In those two centuries since the Day, gender roles have reverted back to the pre-Civil Rights era. Women are expected to marry and take care of the home. And all of the other expectations that go along with that assumption.

Ruby is the first woman to rise to her current rank of Navigator, and the powers-that-be want to see her fail at being a captain so that she will go back to the role that’s expected of her. This command looks like it will do the trick, as her predecessor committed suicide, her first-mate is a thief and a bully, and her crew is filled with men who have hit bottom.

Of course she turns it around. This is her story and she’s the heroine. But it’s the way that she does it, the way that she not only succeeds but makes it a success for her entire formerly rag-tag crew, that makes this story an absolute joy to read from beginning to end.

Escape Rating A-: First and foremost, Matagorda Breeze is a very fun read. For one thing, it is competence porn, and I really like competence porn. This is a story about a woman who is better than anyone else at her job, surrounds herself with the best people – or helps them become the best people – and succeeds very much against the odds.

Howsomever, as much as loved following Ruby, it also felt like things were much too easy for her. It was GREAT watching her go from triumph to triumph, but it seemed like the sea chains blocking her way were almost no impediment to her progress.

Even the pirates succumbed to Ruby’s overwhelming abilities. It’s not like that’s a bad thing, but I did expect a bit more dramatic tension along the way. It’s very clear in the way that Ruby and others speak about events in her past that there WERE plenty of impediments along her way – but we don’t really experience them at the point where her life is now. She has learned what to do and how to do it and seems to have very few self-doubts about any of it. I wish we’d either seen more of her specific memories of incidents or that she’d had at least a bit of a struggle in her present. Your nautical mileage may vary.

As I was reading Matagorda Breeze, it reminded me very much of three other books; Master and Commander by Patrick O’Brian, On Basilisk Station by David Weber, and Island in the Sea of Time by S.M. Stirling (also, come to think of it, 1632 by Eric Flint). On Basilisk Station and Master and Commander belong very much together as they were both inspired by the same real-life Napoleonic War naval commander, and the Honorverse is pretty much the Napoleonic Wars in space.

But the attention to ship’s details and operations is a big part of both Master and Commander and Matagorda Breeze, and the female captain receiving her first command against the odds is a big part of On Basilisk Station.

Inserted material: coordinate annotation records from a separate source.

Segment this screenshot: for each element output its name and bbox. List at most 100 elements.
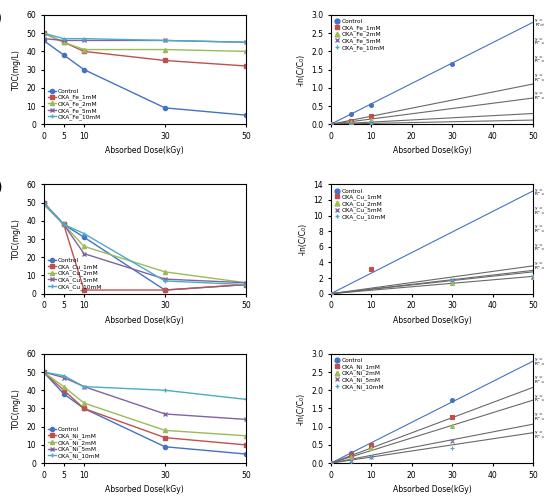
Line: OXA_Fe_1mM: OXA_Fe_1mM: [41, 31, 248, 68]
OXA_Fe_5mM: [81, 37, 87, 43]
OXA_Fe_10mM: [243, 39, 249, 45]
Y-axis label: TOC(mg/L): TOC(mg/L): [11, 388, 21, 429]
Point: [326, 290, 335, 298]
OXA_Fe_10mM: [40, 30, 47, 36]
Legend: Control, OXA_Fe_1mM, OXA_Fe_2mM, OXA_Fe_5mM, OXA_Fe_10mM: Control, OXA_Fe_1mM, OXA_Fe_2mM, OXA_Fe_…: [46, 87, 102, 122]
Control: [60, 391, 67, 397]
Point: [367, 441, 375, 449]
OXA_Cu_1mM: [162, 287, 168, 293]
Control: [81, 234, 87, 240]
Point: [326, 459, 335, 467]
OXA_Ni_2mM: [60, 383, 67, 389]
OXA_Ni_5mM: [243, 416, 249, 422]
Point: [529, 273, 537, 281]
Point: [529, 272, 537, 280]
OXA_Ni_1mM: [243, 442, 249, 448]
Point: [347, 120, 355, 127]
Point: [367, 119, 375, 126]
Control: [81, 405, 87, 411]
Point: [367, 453, 375, 461]
Point: [448, 437, 456, 445]
X-axis label: Absorbed Dose(kGy): Absorbed Dose(kGy): [393, 316, 471, 325]
Text: y = 0.0713x
R² = 1: y = 0.0713x R² = 1: [535, 243, 544, 251]
OXA_Fe_1mM: [81, 48, 87, 54]
Text: y = 0.0597x
R² = 0.9974: y = 0.0597x R² = 0.9974: [535, 206, 544, 215]
OXA_Ni_1mM: [60, 387, 67, 393]
Control: [162, 105, 168, 111]
OXA_Cu_2mM: [243, 280, 249, 286]
OXA_Cu_5mM: [81, 250, 87, 256]
OXA_Cu_10mM: [162, 278, 168, 284]
Line: OXA_Fe_2mM: OXA_Fe_2mM: [41, 31, 248, 53]
Control: [40, 200, 47, 206]
Control: [81, 67, 87, 73]
Point: [367, 444, 375, 452]
Text: y = 0.0416x
R² = 1: y = 0.0416x R² = 1: [535, 375, 544, 384]
Text: y = 0.056x
R² = 0.998: y = 0.056x R² = 0.998: [535, 224, 544, 233]
Point: [326, 290, 335, 298]
OXA_Fe_5mM: [243, 39, 249, 45]
OXA_Ni_1mM: [40, 369, 47, 375]
Text: y = 0.0144x
R² = 0.9998: y = 0.0144x R² = 0.9998: [535, 55, 544, 63]
OXA_Ni_10mM: [81, 383, 87, 389]
OXA_Fe_1mM: [40, 30, 47, 36]
OXA_Fe_2mM: [162, 47, 168, 53]
Point: [367, 119, 375, 127]
X-axis label: Absorbed Dose(kGy): Absorbed Dose(kGy): [393, 146, 471, 155]
Point: [448, 276, 456, 284]
Legend: Control, OXA_Ni_1mM, OXA_Ni_2mM, OXA_Ni_5mM, OXA_Ni_10mM: Control, OXA_Ni_1mM, OXA_Ni_2mM, OXA_Ni_…: [333, 357, 385, 391]
OXA_Ni_10mM: [40, 369, 47, 375]
Text: y = 0.056x
R² = 0.998: y = 0.056x R² = 0.998: [535, 357, 544, 366]
Legend: Control, OXA_Fe_1mM, OXA_Fe_2mM, OXA_Fe_5mM, OXA_Fe_10mM: Control, OXA_Fe_1mM, OXA_Fe_2mM, OXA_Fe_…: [333, 18, 386, 52]
Line: Control: Control: [41, 370, 248, 456]
Point: [448, 413, 456, 421]
Point: [326, 121, 335, 128]
OXA_Cu_1mM: [40, 200, 47, 206]
OXA_Fe_1mM: [162, 57, 168, 63]
Point: [326, 459, 335, 467]
Point: [367, 101, 375, 109]
OXA_Fe_2mM: [60, 39, 67, 45]
OXA_Cu_5mM: [162, 276, 168, 282]
Control: [162, 287, 168, 293]
OXA_Fe_10mM: [162, 37, 168, 43]
Text: y = 0.056x
R²=0.998: y = 0.056x R²=0.998: [535, 18, 544, 27]
Point: [367, 112, 375, 120]
Point: [347, 120, 355, 127]
Point: [448, 60, 456, 68]
X-axis label: Absorbed Dose(kGy): Absorbed Dose(kGy): [106, 316, 184, 325]
Legend: Control, OXA_Cu_1mM, OXA_Cu_2mM, OXA_Cu_5mM, OXA_Cu_10mM: Control, OXA_Cu_1mM, OXA_Cu_2mM, OXA_Cu_…: [46, 257, 104, 291]
Line: Control: Control: [41, 38, 248, 117]
Legend: Control, OXA_Cu_1mM, OXA_Cu_2mM, OXA_Cu_5mM, OXA_Cu_10mM: Control, OXA_Cu_1mM, OXA_Cu_2mM, OXA_Cu_…: [333, 187, 387, 221]
Point: [326, 121, 335, 128]
OXA_Cu_10mM: [60, 222, 67, 228]
OXA_Ni_5mM: [162, 411, 168, 417]
Control: [162, 444, 168, 450]
Line: OXA_Ni_2mM: OXA_Ni_2mM: [41, 370, 248, 438]
Text: (b): (b): [0, 180, 3, 195]
Point: [326, 459, 335, 467]
Point: [347, 110, 355, 118]
OXA_Cu_5mM: [60, 222, 67, 228]
Line: OXA_Cu_1mM: OXA_Cu_1mM: [41, 201, 248, 292]
OXA_Cu_2mM: [60, 222, 67, 228]
OXA_Ni_1mM: [81, 405, 87, 411]
Point: [326, 459, 335, 467]
Point: [326, 121, 335, 128]
Control: [60, 52, 67, 58]
OXA_Fe_5mM: [162, 37, 168, 43]
Point: [347, 117, 355, 124]
Point: [367, 265, 375, 273]
Point: [326, 290, 335, 298]
Y-axis label: TOC(mg/L): TOC(mg/L): [11, 49, 21, 90]
OXA_Ni_10mM: [162, 387, 168, 393]
OXA_Cu_10mM: [81, 231, 87, 237]
OXA_Cu_1mM: [81, 287, 87, 293]
Text: (a): (a): [0, 10, 3, 25]
Text: y = 0.0444x
R² = 0.9928: y = 0.0444x R² = 0.9928: [535, 261, 544, 269]
Point: [326, 121, 335, 128]
Point: [326, 459, 335, 467]
OXA_Fe_1mM: [60, 39, 67, 45]
OXA_Cu_2mM: [81, 244, 87, 249]
Line: OXA_Cu_2mM: OXA_Cu_2mM: [41, 202, 248, 285]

Island in the Sea of Time is a bit different in that it’s also a story about what happens after the apocalypse – but not the usual kind of apocalypse – as the people in that story are transplanted from the late 20th century to the Bronze Age circa 1250 B.C.E. So the 20th century humans have to adapt to the loss of their 20th century technology but civilization is still alive and well and growing. Just not the civilization that they left, and that situation read like the world of Matagorda Breeze more than I expected. 1632 explores a similar scenario a bit differently, but the people in Island have a ship so it’s a knot or two closer.

Back to the book in hand. Matagorda Breeze is a story that explores a fascinating alternate world – one that I’d be very interested in returning to if the author decides to go there. It’s also a great story about a woman for whom the course of not just true love but true-pretty-much-everything goes fairly smoothly, but has just enough adventure to make it interesting.

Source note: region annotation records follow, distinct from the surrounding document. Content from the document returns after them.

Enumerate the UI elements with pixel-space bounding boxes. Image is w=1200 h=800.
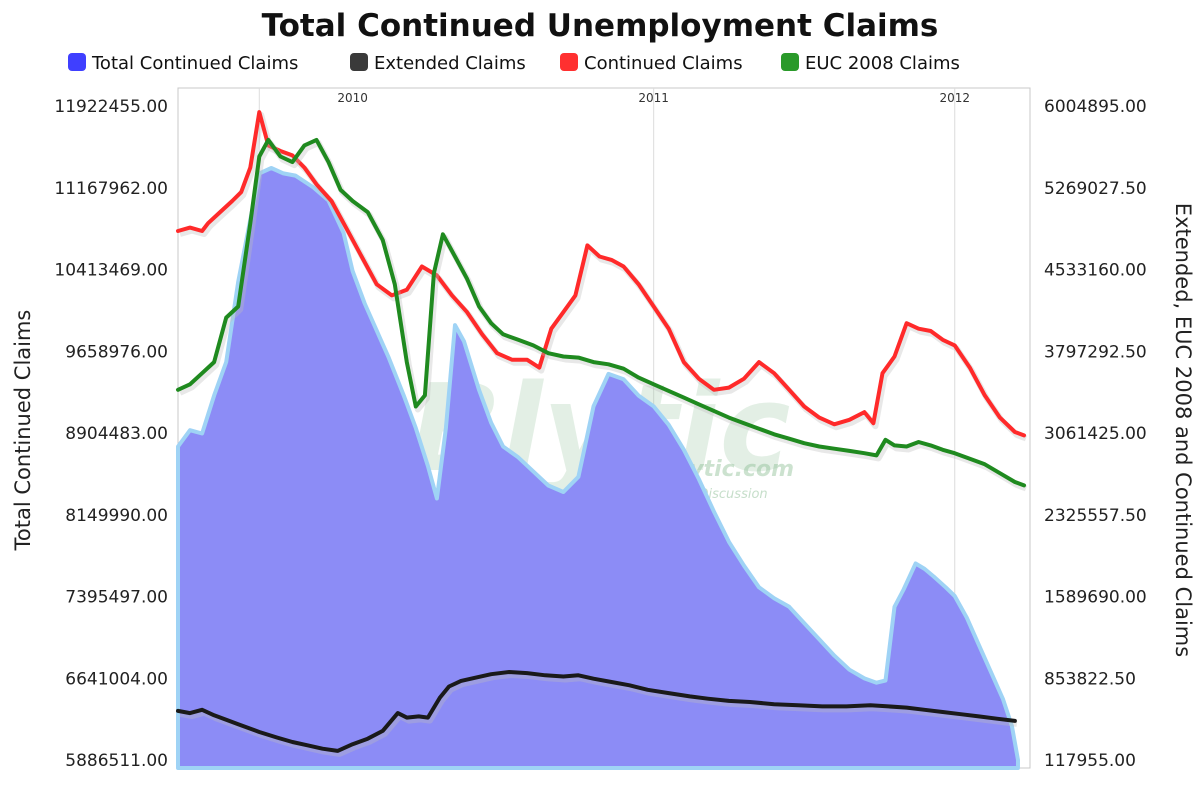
- legend-swatch-extended-claims: [350, 53, 368, 71]
- chart-title: Total Continued Unemployment Claims: [262, 8, 939, 44]
- right-tick-4: 3061425.00: [1044, 424, 1147, 444]
- year-label-2010: 2010: [337, 91, 368, 105]
- right-tick-6: 4533160.00: [1044, 261, 1147, 281]
- series-line-continued-claims: [176, 110, 1026, 438]
- series-layer: [176, 110, 1028, 770]
- series-area-total-continued-claims: [176, 166, 1020, 770]
- right-tick-2: 1589690.00: [1044, 588, 1147, 608]
- left-tick-5: 9658976.00: [65, 342, 168, 362]
- legend-label-continued-claims: Continued Claims: [584, 53, 743, 74]
- right-tick-0: 117955.00: [1044, 751, 1136, 771]
- left-axis-ticks: 5886511.00 6641004.00 7395497.00 8149990.00…: [54, 97, 168, 771]
- left-tick-3: 8149990.00: [65, 506, 168, 526]
- legend-swatch-euc-2008-claims: [781, 53, 799, 71]
- legend: Total Continued Claims Extended Claims Con…: [68, 53, 960, 74]
- right-tick-8: 6004895.00: [1044, 97, 1147, 117]
- legend-label-extended-claims: Extended Claims: [374, 53, 526, 74]
- left-tick-0: 5886511.00: [65, 751, 168, 771]
- legend-swatch-continued-claims: [560, 53, 578, 71]
- left-tick-7: 11167962.00: [54, 179, 168, 199]
- series-line-euc-2008-claims: [176, 137, 1026, 488]
- right-tick-7: 5269027.50: [1044, 179, 1147, 199]
- series-shadow-extended-claims: [179, 672, 1018, 757]
- left-tick-4: 8904483.00: [65, 424, 168, 444]
- right-axis-ticks: 117955.00 853822.50 1589690.00 2325557.50 30…: [1044, 97, 1147, 771]
- right-axis-title: Extended, EUC 2008 and Continued Claims: [1171, 203, 1195, 657]
- left-tick-2: 7395497.00: [65, 588, 168, 608]
- right-tick-3: 2325557.50: [1044, 506, 1147, 526]
- left-tick-8: 11922455.00: [54, 97, 168, 117]
- year-label-2012: 2012: [939, 91, 970, 105]
- right-tick-1: 853822.50: [1044, 669, 1136, 689]
- legend-label-total-continued-claims: Total Continued Claims: [91, 53, 298, 74]
- series-line-extended-claims: [176, 670, 1017, 753]
- left-axis-title: Total Continued Claims: [11, 310, 35, 552]
- left-tick-6: 10413469.00: [54, 261, 168, 281]
- right-tick-5: 3797292.50: [1044, 342, 1147, 362]
- legend-label-euc-2008-claims: EUC 2008 Claims: [805, 53, 960, 74]
- legend-swatch-total-continued-claims: [68, 53, 86, 71]
- year-label-2011: 2011: [638, 91, 669, 105]
- left-tick-1: 6641004.00: [65, 669, 168, 689]
- year-labels: 2010 2011 2012: [337, 91, 970, 105]
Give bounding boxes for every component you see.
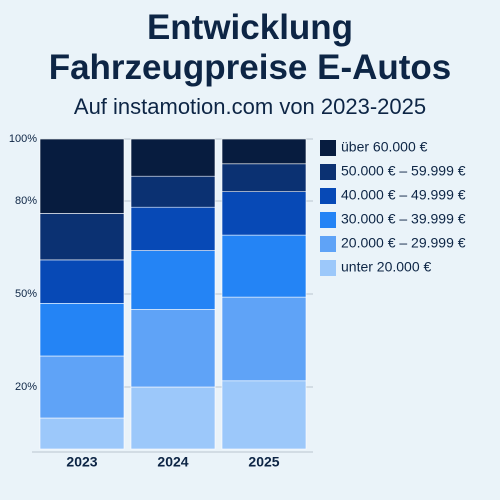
- bar-segment: [39, 259, 125, 304]
- bar-segment: [221, 296, 307, 382]
- x-tick-label: 2023: [66, 454, 97, 470]
- legend-label: über 60.000 €: [341, 139, 428, 155]
- legend-swatch: [320, 212, 336, 228]
- legend-label: unter 20.000 €: [341, 259, 432, 275]
- bar-segment: [39, 302, 125, 357]
- bar-segment: [130, 309, 216, 388]
- bar-segment: [221, 191, 307, 236]
- bar-segment: [130, 175, 216, 208]
- x-tick-label: 2025: [248, 454, 279, 470]
- bar-segment: [39, 213, 125, 261]
- legend-swatch: [320, 188, 336, 204]
- bar-segment: [221, 380, 307, 450]
- y-tick-label: 100%: [9, 133, 37, 145]
- y-tick-label: 20%: [15, 381, 37, 393]
- bar-segment: [221, 234, 307, 298]
- legend-swatch: [320, 260, 336, 276]
- x-tick-label: 2024: [157, 454, 188, 470]
- bar-segment: [39, 138, 125, 214]
- bar-segment: [39, 417, 125, 450]
- y-tick-label: 80%: [15, 195, 37, 207]
- bar-segment: [130, 206, 216, 251]
- legend-label: 20.000 € – 29.999 €: [341, 235, 466, 251]
- bar-segment: [130, 250, 216, 310]
- bar-segment: [39, 355, 125, 419]
- legend-label: 40.000 € – 49.999 €: [341, 187, 466, 203]
- legend-label: 50.000 € – 59.999 €: [341, 163, 466, 179]
- bar-segment: [130, 386, 216, 450]
- legend-swatch: [320, 140, 336, 156]
- chart-title: Entwicklung Fahrzeugpreise E-Autos: [49, 8, 452, 87]
- y-tick-label: 50%: [15, 288, 37, 300]
- bar-segment: [130, 138, 216, 177]
- bar-segment: [221, 163, 307, 193]
- bar-segment: [221, 138, 307, 165]
- legend-swatch: [320, 164, 336, 180]
- legend-label: 30.000 € – 39.999 €: [341, 211, 466, 227]
- chart-subtitle: Auf instamotion.com von 2023-2025: [74, 94, 426, 119]
- legend-swatch: [320, 236, 336, 252]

And definitely, absolutely, competence porn for the win!

Full disclosure: Lyla Hopper is a pen name for my dear friend Amy Daltry who contributes the occasional really snarky review here at Reading Reality. She’s a dear friend and I’m really sorry that she, her husband, their dog, and the RV they are living in are currently even further away than they were before they took up vagabonding. This is her first book and I loved it and hope that there are more where this came from!